The ability to learn continuously from an incoming data stream without catastrophic forgetting is critical to designing intelligent systems. Many approaches to continual learning rely on stochastic gradient descent and its variants that employ global error updates, and hence need to adopt strategies such as memory buffers or replay to circumvent its stability, greed, and short-term memory limitations. To address this limitation, we have developed a biologically inspired lightweight neural network architecture that incorporates synaptic plasticity mechanisms and neuromodulation and hence learns through local error signals to enable online continual learning without stochastic gradient descent. Our approach leads to superior online continual learning performance on Split-MNIST, Split-CIFAR-10, and Split-CIFAR-100 datasets compared to other memory-constrained learning approaches and matches that of the state-of-the-art memory-intensive replay-based approaches. We further demonstrate the effectiveness of our approach by integrating key design concepts into other backpropagation-based continual learning algorithms, significantly improving their accuracy. Our results provide compelling evidence for the importance of incorporating biological principles into machine learning models and offer insights into how we can leverage them to design more efficient and robust systems for online continual learning.

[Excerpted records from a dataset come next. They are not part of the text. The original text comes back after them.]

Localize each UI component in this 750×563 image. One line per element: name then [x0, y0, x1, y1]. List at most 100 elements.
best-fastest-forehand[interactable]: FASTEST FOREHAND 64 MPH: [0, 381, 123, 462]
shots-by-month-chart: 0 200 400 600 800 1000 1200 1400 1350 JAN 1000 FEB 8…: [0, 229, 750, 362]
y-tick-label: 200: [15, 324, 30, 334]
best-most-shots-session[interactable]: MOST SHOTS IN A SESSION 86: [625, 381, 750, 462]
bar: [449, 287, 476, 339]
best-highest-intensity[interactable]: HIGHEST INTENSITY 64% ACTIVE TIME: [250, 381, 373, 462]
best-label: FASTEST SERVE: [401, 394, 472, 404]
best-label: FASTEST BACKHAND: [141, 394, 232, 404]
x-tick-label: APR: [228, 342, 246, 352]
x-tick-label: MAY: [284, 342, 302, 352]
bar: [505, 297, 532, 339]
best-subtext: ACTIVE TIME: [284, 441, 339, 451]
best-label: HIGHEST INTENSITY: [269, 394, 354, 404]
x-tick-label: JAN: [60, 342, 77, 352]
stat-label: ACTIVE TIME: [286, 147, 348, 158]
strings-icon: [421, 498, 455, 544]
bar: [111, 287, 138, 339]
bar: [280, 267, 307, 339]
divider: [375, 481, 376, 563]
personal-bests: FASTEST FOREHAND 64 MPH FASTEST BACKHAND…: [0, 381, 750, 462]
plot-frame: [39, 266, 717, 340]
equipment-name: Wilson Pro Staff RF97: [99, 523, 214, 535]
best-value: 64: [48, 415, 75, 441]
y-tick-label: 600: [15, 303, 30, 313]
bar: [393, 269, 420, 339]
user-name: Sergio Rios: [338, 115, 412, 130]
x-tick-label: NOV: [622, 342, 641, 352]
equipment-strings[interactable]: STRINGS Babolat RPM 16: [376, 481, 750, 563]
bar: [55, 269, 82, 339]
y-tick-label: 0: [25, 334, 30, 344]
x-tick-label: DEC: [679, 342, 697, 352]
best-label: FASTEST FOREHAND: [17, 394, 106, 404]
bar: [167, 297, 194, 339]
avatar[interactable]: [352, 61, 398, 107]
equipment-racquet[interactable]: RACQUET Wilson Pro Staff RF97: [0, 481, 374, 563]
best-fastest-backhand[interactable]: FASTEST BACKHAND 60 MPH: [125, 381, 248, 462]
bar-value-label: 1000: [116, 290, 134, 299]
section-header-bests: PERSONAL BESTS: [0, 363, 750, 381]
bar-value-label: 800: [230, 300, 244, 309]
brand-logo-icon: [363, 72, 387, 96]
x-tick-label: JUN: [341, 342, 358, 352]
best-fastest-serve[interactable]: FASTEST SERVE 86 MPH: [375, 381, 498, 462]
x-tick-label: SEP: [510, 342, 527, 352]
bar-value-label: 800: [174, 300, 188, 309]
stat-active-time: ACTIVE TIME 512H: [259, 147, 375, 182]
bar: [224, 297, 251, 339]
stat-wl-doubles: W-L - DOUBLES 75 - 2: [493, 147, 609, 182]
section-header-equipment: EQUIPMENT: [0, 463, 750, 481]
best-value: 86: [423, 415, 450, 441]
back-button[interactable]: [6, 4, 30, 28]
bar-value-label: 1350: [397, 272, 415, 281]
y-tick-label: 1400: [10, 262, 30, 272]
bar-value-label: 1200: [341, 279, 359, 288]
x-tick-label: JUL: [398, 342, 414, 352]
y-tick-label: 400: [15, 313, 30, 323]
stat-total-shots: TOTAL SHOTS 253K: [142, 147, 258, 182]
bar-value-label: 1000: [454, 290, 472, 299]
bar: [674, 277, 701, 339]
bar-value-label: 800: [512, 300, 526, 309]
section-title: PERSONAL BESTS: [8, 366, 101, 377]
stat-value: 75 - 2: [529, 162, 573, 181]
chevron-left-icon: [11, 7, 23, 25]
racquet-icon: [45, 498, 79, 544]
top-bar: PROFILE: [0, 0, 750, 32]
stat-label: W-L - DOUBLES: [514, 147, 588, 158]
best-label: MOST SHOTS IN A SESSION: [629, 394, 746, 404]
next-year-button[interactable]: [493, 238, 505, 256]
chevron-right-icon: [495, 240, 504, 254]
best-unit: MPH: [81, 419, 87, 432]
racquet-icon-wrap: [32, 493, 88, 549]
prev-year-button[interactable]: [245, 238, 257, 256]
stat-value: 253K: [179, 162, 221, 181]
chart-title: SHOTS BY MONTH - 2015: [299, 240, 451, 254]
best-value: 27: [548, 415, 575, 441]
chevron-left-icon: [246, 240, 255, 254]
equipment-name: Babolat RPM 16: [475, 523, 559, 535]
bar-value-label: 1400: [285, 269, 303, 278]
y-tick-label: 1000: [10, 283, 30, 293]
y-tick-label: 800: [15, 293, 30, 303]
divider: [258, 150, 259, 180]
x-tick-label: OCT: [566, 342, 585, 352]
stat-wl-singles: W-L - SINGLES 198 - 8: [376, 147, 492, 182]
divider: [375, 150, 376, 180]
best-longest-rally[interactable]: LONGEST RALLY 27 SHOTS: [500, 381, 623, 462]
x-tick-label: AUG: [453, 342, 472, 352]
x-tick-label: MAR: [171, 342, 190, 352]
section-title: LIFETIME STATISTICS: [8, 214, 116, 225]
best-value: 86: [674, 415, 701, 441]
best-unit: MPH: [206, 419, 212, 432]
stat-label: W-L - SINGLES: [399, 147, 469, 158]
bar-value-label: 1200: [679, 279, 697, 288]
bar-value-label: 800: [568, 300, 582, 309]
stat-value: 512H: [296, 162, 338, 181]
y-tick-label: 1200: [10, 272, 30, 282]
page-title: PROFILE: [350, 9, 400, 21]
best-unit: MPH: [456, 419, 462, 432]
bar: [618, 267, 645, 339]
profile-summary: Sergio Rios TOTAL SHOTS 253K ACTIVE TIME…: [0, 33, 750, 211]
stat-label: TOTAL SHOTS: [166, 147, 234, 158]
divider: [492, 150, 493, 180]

翻译：在不发生灾难性遗忘的情况下，从持续输入的数据流中学习是设计智能系统的关键。许多持续学习方法依赖于随机梯度下降及其采用全局误差更新的变体，因此需要采用记忆缓冲区或重放等策略来规避其稳定性、贪婪性和短期记忆局限性。为解决这一局限性，我们开发了一种受生物启发的轻量级神经网络架构，该架构整合了突触可塑性机制和神经调节，从而通过局部误差信号进行学习，无需随机梯度下降即可实现在线持续学习。与其他受内存限制的学习方法相比，我们的方法在Split-MNIST、Split-CIFAR-10和Split-CIFAR-10数据集上实现了更优的在线持续学习性能，并可媲美最先进的高内存重放方法。我们进一步将关键设计概念整合到其他基于反向传播的持续学习算法中，显著提升其准确性，从而证明了该方法的有效性。我们的结果为将生物原理融入机器学习模型的重要性提供了有力证据，并揭示了如何利用这些原理设计更高效、更鲁棒的在线持续学习系统。